Ferdinand Barbedienne was a famous French metal worker and manufacturer. He presided over one of the most renowned and prolific foundries of Belle Époque Paris. His atelier created sculptures, clocks and bronze mounts of the highest quality, and his works were shown at numerous international exhibitions of the period, where he was rewarded with many medals. Among them the Grande Médaille d’Honneur, in Paris in 1855 is particularly noteworthy.
In 1838 he associated with the engineer Achille Collas (1795-1859) who had just invented a process to reproduce statues at a smaller scale.
Together they founded in 1839 the company “Collas et Barbedienne” to reproduce casts of both contemporary artists and Greek and Roman antiquities. While working with Collas, Barbedienne actively pursued contracts with many sculptors of Paris contracting with David D’Angers, Jean-Baptiste Clesinger, and even producing some casts for Antoine Louis Barye as well as others. From 1860 to the years 1890, Barbedienne, eager to research new processes, experimented new techniques in champlevé and cloisonné-enamels, to compete with Japanese importations, very fashionable then.

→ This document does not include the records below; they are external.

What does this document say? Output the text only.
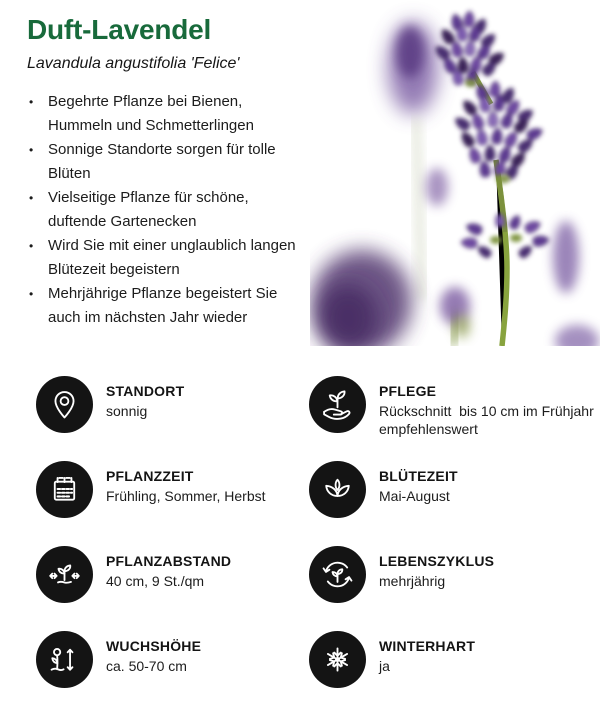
Duft-Lavendel
Lavandula angustifolia 'Felice'
• Begehrte Pflanze bei Bienen, Hummeln und Schmetterlingen
• Sonnige Standorte sorgen für tolle Blüten
• Vielseitige Pflanze für schöne, duftende Gartenecken
• Wird Sie mit einer unglaublich langen Blütezeit begeistern
• Mehrjährige Pflanze begeistert Sie auch im nächsten Jahr wieder
STANDORT
sonnig
PFLEGE
Rückschnitt  bis 10 cm im Frühjahr empfehlenswert
PFLANZZEIT
Frühling, Sommer, Herbst
BLÜTEZEIT
Mai-August
PFLANZABSTAND
40 cm, 9 St./qm
LEBENSZYKLUS
mehrjährig
WUCHSHÖHE
ca. 50-70 cm
WINTERHART
ja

When Collas died in 1859, the business was left to Barbedienne as sole owner. The company who had over 300 employees was prosperous as well in the field of reproductions as in its department specialized in the casting of monumental bronzes.
In 1865, he was appointed President of the Reunion of Bronze Makers until 1885.
After the 1870 war, Barbedienne resumed successfully his business and most of his production was intended for export. When he died in 1892, his flourishing business was taken on by his nephew Gustave Leblanc, who kept it at the highest standards.